10 Red Flags for Used Car Buyers

Rusting is one of those issues that fundamentally ruins a car.
Rusting is one of those issues that fundamentally ruins a car.

Buying a used car is a smart financial decision. In short, you get a car for less money than buying new. What you trade savings for, however, is the protection a new car offers. New cars come with protection because ... well ... they're new. No one's messed with them, their parts haven't worn out yet and nothing's happened to them.

Used cars, on the other hand, have histories. And while most used cars are fine, there are a number of issues used cars can have that make buying them a waste of your hard-earned cash, instead of a smart financial choice. Luckily, there are some pretty clear signs of when you should walk away from a used car.

10: Excessive Rust

Almost anything on a car can be fixed or replaced. The question is, should it be? When it comes to excessive rust, the answer is often no. While rusted out body panels can be replaced, it's expensive and time consuming. Rust on the frame means that the frame —the very bedrock of the car — is rotting away. Replacing a car's frame, even if you just replace part of it, is expensive and runs the risk of weakening the car overall. While some rust is to be expected on a used car, look out for excessive rust with bits of metal flaking off, and avoid cars with rust in key areas. Let's put it this way: some rust on the floor pan is OK, but if Fred Flintstone could drive the car, you're better off walking away.

9: Funk in the Trunk

Buying a stinky car seems like a bad idea from an olfactory perspective, but a trunk with a set-in funk can also be a sign of larger issues. Avoid used cars with musty, moldy or mildew-y interiors as this is a sign of possible flood damage. When a car suffers flood damage, most insurance companies consider it a total loss because the water damages almost every system, from mechanical to electrical to even — you smelled it — the carpet. Trying to fix a flood-damaged car will quickly eat up any money you saved when you bought it.

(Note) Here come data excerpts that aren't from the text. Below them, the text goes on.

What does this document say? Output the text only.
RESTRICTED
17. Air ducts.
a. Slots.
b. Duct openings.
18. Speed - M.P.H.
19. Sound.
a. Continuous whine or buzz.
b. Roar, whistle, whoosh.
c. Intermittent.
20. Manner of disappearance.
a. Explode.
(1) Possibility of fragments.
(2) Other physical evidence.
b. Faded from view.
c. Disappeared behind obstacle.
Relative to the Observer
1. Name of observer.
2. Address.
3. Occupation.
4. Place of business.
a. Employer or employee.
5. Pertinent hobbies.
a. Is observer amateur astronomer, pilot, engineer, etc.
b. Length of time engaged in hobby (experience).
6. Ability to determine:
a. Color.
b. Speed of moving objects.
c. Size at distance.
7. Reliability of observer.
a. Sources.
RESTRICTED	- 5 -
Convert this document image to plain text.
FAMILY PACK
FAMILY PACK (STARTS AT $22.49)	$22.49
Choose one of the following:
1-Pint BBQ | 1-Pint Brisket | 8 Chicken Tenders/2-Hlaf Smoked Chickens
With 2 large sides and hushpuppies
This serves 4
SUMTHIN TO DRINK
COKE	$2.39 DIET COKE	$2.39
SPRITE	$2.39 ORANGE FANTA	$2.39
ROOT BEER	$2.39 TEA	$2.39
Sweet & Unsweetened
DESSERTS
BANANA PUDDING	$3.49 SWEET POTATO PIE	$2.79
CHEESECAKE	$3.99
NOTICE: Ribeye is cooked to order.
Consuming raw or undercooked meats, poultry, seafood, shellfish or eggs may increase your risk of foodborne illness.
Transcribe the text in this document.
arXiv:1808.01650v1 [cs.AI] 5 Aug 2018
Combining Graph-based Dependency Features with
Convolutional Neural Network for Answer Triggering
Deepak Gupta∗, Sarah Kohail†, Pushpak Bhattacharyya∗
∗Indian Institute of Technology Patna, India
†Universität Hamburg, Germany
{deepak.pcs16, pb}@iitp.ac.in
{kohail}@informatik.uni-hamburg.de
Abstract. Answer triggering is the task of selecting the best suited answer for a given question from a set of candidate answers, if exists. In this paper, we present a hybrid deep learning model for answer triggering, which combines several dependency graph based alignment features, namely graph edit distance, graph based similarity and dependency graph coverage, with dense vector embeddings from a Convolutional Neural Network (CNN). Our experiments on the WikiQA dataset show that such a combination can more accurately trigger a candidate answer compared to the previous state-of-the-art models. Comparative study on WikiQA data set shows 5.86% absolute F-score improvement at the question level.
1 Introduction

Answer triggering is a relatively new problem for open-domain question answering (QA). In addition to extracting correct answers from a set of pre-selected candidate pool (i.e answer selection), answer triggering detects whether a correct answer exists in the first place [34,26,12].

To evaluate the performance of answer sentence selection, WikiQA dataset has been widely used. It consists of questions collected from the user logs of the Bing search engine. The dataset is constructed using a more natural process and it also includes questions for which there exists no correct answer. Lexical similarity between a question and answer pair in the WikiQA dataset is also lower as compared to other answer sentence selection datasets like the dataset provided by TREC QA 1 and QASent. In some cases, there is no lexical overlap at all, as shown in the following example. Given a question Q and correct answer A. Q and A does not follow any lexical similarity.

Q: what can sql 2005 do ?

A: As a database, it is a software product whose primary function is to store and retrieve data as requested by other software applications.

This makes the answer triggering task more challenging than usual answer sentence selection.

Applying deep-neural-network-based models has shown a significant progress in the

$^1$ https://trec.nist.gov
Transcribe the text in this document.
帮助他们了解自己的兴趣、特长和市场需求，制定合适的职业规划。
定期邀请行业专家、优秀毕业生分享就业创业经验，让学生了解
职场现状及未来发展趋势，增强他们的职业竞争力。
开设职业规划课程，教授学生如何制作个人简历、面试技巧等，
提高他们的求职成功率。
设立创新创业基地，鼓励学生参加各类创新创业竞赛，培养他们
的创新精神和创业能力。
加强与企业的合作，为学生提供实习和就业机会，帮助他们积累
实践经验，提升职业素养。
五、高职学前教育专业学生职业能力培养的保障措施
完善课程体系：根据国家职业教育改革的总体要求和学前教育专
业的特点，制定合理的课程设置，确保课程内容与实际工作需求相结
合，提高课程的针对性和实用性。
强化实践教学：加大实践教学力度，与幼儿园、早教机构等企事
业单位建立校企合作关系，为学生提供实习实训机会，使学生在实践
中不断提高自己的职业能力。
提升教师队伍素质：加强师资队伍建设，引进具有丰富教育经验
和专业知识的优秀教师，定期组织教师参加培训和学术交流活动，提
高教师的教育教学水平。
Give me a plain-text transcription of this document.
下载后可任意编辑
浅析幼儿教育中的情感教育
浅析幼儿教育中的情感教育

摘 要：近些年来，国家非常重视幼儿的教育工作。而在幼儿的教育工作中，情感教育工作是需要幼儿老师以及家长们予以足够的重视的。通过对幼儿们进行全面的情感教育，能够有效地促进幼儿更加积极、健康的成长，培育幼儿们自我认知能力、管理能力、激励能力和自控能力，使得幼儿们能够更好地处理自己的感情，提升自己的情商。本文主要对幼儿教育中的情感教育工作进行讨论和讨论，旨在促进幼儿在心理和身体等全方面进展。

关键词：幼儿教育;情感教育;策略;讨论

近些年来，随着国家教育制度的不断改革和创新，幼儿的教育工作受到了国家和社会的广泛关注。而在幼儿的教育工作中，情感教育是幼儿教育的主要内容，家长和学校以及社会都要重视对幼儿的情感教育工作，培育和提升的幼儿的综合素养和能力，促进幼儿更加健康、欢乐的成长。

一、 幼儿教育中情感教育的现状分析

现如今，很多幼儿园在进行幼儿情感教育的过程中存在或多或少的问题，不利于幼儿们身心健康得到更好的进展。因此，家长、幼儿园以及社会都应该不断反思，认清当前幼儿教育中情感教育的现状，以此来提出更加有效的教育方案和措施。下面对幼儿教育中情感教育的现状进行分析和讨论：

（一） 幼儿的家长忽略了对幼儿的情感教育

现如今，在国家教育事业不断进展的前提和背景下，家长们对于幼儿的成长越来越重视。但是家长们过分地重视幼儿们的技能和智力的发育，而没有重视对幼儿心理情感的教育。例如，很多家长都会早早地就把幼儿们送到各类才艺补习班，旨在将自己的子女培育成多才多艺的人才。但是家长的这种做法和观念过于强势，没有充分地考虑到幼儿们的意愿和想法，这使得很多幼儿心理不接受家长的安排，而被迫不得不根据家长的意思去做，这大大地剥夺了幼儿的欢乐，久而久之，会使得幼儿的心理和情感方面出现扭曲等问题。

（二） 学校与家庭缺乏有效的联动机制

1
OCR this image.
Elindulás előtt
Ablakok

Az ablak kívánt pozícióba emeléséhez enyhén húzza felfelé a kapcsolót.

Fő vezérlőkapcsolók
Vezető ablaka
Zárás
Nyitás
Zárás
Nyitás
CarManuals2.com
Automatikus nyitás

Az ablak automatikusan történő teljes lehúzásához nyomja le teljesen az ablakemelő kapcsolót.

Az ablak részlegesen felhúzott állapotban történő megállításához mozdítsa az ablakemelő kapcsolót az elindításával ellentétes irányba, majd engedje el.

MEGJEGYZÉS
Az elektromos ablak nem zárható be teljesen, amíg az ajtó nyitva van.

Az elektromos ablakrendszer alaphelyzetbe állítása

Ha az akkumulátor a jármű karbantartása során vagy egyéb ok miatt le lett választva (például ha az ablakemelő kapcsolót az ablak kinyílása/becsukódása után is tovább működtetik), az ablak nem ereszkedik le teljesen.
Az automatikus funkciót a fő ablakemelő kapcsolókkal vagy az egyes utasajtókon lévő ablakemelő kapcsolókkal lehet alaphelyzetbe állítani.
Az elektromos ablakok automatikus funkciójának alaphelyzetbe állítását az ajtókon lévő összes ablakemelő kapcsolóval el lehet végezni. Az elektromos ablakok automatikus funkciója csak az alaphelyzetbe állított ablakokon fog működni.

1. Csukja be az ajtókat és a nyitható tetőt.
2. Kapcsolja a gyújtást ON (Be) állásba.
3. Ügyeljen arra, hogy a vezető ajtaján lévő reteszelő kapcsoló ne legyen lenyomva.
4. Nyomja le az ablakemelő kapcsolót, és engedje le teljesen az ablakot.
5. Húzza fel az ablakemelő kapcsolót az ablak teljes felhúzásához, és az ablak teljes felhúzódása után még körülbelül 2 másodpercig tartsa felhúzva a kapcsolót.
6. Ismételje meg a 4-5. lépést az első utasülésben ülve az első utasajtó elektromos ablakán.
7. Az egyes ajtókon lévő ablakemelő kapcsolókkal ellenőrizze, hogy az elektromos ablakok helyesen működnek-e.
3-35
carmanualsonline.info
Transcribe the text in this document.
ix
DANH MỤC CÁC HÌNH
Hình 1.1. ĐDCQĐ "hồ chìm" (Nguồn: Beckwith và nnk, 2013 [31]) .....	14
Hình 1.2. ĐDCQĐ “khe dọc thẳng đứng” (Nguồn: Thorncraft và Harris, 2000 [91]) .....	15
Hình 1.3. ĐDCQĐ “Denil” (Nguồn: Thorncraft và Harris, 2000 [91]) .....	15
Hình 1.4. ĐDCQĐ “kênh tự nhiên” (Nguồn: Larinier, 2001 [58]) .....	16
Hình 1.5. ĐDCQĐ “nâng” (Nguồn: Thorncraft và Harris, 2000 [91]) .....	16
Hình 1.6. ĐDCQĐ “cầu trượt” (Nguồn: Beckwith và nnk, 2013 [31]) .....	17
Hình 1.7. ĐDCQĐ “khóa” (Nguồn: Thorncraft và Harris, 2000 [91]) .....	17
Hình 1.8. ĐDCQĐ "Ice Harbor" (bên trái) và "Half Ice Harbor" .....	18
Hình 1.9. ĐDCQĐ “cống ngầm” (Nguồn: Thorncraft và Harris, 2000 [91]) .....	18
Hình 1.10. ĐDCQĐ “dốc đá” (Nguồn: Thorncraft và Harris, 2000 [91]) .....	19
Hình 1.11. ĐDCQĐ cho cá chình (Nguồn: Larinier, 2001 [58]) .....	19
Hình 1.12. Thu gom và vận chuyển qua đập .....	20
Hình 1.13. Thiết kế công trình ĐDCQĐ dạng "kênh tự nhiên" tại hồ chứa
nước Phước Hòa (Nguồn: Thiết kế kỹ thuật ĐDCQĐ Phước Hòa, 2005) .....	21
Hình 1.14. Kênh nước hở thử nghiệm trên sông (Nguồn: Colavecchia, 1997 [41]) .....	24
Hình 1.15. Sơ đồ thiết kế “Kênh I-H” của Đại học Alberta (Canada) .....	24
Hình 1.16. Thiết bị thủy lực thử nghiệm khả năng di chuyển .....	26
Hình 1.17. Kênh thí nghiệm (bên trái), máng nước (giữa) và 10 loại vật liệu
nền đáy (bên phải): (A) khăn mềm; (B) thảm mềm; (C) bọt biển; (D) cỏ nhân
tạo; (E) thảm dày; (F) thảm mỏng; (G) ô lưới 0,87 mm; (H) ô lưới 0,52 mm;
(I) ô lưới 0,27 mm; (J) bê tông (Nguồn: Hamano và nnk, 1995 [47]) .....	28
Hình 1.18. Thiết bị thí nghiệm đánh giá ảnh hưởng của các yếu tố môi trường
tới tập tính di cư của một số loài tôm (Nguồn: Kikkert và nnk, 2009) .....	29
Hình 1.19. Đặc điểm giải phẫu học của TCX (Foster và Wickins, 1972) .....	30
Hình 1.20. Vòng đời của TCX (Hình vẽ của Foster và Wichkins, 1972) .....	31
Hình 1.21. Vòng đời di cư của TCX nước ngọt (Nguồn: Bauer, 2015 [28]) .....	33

8: New or Mismatched Paint

A freshly-painted accent wall in your living room is a good idea. On a car, however, you want all the paint colors to match, and fresh paint isn't always a selling point. Like new or mismatched carpet, new or mismatched paint is an indicator that repairs have been made, which could mean that the car was in an accident. While some accident damage can be repaired, other accident damage can make owning that car a headache and a seller that's trying to camouflage accident damage is not someone who you want to deal with. Take a close look at any used car with fresh paint or paint that isn't quite the same on all the body panels of the car.